A court battle in Florida between a mother and father over the circumcision of their son has sparked a US-wide debate on circumcision and fuelled campaigns against the brit milah.

A legal fight that has lasted several years over the circumcision of non-Jewish, four-year-old Chase Nebus-Hironumus recently hit the headlines when the court sided with his father, who wants the procedure to happen.

However, anti-brit campaigners - including many Jews - held up Chase's mother as a martyr in their cause.

Jonathan Friedman, a 27-year-old anti-circumcision activist who grew up in an Orthodox home in Brooklyn, predicted that the Florida case could have a trickle-down effect. "A shift is happening within the Jewish community in the United States," he said.
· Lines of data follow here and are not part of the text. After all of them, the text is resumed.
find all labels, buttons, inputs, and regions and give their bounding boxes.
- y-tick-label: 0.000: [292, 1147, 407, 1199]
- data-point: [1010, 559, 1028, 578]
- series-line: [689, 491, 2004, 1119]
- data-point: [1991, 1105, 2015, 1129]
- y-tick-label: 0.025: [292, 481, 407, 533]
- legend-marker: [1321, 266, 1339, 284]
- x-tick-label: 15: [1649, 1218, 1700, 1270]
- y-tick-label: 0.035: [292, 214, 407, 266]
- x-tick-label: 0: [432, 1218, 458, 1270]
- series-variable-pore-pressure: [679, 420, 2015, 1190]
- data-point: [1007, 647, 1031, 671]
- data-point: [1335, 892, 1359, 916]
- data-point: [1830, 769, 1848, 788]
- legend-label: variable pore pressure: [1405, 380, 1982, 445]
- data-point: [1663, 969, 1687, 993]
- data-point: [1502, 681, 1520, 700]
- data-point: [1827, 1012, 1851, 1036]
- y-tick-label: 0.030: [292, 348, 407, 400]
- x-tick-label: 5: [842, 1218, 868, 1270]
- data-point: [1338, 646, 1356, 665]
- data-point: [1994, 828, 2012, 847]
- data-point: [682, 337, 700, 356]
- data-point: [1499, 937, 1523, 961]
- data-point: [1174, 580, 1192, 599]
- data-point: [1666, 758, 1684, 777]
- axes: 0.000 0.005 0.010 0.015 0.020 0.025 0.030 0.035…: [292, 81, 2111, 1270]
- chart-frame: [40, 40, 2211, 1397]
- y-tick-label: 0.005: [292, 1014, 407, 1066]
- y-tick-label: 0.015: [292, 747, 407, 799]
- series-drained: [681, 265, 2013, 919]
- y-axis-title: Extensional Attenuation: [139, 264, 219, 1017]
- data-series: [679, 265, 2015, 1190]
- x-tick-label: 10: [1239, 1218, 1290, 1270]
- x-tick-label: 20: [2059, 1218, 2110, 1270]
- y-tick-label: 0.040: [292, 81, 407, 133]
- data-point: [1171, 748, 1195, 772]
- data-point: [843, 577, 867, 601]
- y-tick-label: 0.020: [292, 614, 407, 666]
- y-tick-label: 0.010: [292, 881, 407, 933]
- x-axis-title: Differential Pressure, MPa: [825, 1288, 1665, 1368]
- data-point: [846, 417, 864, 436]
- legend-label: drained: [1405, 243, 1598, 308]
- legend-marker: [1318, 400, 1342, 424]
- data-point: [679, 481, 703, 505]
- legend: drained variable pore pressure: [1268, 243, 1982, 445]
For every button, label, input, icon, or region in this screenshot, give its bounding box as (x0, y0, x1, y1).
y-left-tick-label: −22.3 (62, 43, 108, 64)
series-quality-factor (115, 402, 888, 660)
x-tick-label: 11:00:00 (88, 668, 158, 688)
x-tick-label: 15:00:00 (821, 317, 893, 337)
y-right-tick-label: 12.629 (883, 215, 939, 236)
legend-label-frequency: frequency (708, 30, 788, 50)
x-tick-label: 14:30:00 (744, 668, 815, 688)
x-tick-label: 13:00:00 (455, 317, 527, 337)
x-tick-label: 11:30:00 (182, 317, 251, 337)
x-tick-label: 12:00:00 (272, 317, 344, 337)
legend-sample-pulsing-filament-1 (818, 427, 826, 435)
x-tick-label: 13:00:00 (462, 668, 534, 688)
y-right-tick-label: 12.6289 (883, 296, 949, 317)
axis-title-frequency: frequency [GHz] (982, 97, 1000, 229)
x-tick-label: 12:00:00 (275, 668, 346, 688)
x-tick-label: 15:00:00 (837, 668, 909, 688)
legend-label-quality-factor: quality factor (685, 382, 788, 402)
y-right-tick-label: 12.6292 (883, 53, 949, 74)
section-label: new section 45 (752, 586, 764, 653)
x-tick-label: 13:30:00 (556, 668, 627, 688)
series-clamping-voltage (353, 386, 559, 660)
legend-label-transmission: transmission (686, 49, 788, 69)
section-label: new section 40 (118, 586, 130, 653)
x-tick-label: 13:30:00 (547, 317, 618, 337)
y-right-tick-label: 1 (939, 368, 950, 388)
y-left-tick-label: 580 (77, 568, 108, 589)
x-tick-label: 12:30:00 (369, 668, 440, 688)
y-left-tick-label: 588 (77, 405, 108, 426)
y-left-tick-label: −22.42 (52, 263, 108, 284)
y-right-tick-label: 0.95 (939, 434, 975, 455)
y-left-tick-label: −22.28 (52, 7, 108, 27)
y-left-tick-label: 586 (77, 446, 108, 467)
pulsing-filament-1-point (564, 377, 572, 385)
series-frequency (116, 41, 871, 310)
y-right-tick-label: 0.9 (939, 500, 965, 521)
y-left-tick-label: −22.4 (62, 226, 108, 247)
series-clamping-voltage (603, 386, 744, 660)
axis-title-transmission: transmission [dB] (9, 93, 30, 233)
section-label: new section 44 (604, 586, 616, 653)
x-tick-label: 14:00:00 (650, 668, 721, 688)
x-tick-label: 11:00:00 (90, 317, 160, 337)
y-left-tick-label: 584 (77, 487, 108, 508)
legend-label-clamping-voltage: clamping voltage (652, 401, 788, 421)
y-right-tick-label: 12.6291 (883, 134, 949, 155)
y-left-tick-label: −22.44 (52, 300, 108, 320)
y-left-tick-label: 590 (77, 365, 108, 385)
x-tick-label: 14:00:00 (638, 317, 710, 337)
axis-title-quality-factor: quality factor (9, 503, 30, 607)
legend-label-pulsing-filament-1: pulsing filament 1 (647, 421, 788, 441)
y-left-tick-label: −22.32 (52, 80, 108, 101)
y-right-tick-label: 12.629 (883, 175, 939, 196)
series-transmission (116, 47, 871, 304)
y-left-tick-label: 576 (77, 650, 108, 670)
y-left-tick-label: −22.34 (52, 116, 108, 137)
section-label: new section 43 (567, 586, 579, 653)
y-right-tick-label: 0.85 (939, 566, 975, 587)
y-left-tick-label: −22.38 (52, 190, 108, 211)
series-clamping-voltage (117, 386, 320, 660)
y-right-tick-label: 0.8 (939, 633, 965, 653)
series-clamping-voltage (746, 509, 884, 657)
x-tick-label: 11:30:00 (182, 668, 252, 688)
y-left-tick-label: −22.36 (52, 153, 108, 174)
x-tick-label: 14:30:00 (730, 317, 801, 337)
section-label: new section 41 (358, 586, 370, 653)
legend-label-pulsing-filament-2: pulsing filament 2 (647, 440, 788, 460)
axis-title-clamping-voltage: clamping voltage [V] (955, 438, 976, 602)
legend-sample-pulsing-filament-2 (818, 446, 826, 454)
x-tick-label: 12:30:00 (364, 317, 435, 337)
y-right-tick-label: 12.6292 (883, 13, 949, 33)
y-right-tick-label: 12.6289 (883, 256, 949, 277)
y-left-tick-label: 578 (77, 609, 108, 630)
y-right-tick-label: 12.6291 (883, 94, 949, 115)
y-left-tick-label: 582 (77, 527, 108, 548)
Mr Friedman - who encountered medical problems that he attributed to his own brit - has raised money to help Chase's mother fight her case.

Rebecca Wald, a Florida-based author and anti-brit activist, who has also been involved in the Nebus-Hironumus case, said: "People are starting to question circumcision. People are concerned about the pain." Ms Wald predicts that the percentage of circumcisions in the US will decline further for both Jews and non-Jews.

Yitzchok Adlerstein, an Orthodox rabbi in New York, said that the trend was in line with what has been happening "for decades… Circumcision was an important buffer against total assimilation, and it is tragic to witness it stopping as a universal practice."

Brooklyn-based Orthodox rabbi Aryeh Ralbag, who leads kosher certification agency Triangle K, said: "It's something to be worried about, especially now. We're losing among our own."